I followed him into another expensive-looking room, if one with a significantly lower ceiling and a much more exclusive and closed-in feel than the lobby downstairs. Chandeliers hung from the ceiling here too, and while they were significantly smaller, they also looked even older and more ornate. Made of a dense hardwood that wasn’t teak, the bar looked like an antique as well, with a beveled mirror in the back and stuffed animal heads across the top that reminded me of old hunting lodges. The lustrous shine of the espresso-colored grain appeared more South American than Asian to me, reminding me of a furniture exhibit I’d once seen at the San Francisco MOMA, depicting European styles from the thirties and forties.

Tables covered in clean white cloths with full silverware sets and expensive-looking lamps lived in all of the alcoves, with the center of the room punctuated by various art pieces and more––if smaller––stone fountains that looked European rather than Thai.

I didn’t see many people, but the people I saw were all well-dressed.

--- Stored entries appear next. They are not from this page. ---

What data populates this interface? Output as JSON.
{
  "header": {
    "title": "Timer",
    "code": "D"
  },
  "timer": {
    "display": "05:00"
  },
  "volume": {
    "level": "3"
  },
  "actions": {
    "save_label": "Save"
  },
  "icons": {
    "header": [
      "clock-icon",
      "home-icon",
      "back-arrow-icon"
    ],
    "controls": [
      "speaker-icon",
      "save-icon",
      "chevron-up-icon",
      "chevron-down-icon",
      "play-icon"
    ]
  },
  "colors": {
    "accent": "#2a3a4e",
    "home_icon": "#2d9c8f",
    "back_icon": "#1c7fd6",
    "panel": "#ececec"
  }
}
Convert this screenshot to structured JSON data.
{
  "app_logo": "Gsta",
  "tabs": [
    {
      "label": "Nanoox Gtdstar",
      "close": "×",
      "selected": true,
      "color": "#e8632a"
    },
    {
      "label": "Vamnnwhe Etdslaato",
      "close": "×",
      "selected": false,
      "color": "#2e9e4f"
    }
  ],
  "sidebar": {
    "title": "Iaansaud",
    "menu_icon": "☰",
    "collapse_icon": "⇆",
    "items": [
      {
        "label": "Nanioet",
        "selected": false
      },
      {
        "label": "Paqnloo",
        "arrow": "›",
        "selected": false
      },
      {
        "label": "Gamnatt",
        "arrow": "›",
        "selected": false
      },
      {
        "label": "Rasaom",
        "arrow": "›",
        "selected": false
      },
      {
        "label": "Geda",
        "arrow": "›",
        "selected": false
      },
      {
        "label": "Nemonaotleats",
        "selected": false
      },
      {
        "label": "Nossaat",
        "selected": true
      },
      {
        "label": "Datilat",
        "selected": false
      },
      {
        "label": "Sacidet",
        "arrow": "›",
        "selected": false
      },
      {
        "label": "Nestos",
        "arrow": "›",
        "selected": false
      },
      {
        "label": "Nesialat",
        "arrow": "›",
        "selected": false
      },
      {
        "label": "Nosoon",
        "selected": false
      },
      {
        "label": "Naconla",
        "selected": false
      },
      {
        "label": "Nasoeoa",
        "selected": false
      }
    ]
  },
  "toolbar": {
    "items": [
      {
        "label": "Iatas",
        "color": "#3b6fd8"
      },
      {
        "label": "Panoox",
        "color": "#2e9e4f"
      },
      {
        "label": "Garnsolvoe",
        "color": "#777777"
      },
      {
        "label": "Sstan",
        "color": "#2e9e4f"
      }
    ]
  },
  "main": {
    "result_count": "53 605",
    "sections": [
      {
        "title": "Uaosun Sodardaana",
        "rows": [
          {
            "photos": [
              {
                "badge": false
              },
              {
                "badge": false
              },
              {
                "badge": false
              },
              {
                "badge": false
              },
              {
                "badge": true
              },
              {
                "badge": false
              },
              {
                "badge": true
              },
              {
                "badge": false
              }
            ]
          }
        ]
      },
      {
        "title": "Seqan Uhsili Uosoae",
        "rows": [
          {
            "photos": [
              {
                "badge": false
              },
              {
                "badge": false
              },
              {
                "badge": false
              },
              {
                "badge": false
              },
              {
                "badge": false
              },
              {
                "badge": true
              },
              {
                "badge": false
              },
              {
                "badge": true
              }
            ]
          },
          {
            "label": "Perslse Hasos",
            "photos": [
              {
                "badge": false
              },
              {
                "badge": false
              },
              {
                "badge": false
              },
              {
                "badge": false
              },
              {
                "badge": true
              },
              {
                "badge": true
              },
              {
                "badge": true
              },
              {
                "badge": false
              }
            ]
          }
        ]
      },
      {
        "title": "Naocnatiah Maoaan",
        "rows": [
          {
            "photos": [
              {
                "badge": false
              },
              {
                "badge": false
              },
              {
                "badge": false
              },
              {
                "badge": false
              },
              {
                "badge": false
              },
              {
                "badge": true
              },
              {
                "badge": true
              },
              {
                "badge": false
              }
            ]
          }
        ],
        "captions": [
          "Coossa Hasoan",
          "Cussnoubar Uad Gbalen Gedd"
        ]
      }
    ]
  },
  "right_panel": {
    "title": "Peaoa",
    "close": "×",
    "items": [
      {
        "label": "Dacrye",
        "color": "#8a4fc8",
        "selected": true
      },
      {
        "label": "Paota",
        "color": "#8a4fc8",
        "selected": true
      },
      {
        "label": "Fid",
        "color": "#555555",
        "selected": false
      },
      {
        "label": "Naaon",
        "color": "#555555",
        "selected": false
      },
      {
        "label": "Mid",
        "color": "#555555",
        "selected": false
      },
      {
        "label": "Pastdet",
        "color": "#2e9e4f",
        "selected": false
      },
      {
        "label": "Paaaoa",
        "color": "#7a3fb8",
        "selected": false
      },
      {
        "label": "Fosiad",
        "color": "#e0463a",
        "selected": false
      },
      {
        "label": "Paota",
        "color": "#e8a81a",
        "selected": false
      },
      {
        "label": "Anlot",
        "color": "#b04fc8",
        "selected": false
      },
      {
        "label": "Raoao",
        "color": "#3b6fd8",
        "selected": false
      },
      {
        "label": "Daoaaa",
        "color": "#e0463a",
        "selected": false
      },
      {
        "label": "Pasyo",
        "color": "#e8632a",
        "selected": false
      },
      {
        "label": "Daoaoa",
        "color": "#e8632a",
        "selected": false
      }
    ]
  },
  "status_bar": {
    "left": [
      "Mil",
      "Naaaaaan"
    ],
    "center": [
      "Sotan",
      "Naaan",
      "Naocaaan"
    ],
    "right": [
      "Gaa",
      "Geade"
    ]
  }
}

Not only formally dressed, but expensively so.

Most wore clothes that looked tailored, not off-the-rack. Most appeared to be either Chinese or of European descent––I only saw a few who looked Thai apart from the hired help.

Everyone spoke in low voices and a lot of them appeared to be smoking cigars.

Again, something about the whole scene reminded me more of a movie than reality.

I saw Black nod to a few of them and a few of them smile back at him, looking me over with raised eyebrows and faintly knowing looks.

This place definitely had a “boy’s club” feel to it, too.

Even as I thought it, Black’s hand closed around my upper arm in an unmistakably possessive gesture. He didn’t grip me hard, or pull me towards him, but I felt the implication there clearly enough. For some reason I wasn’t offended by it, maybe because of what he’d said before we left the elevators.
 

Some part of me assumed it to be part of his Bouros/Alice act.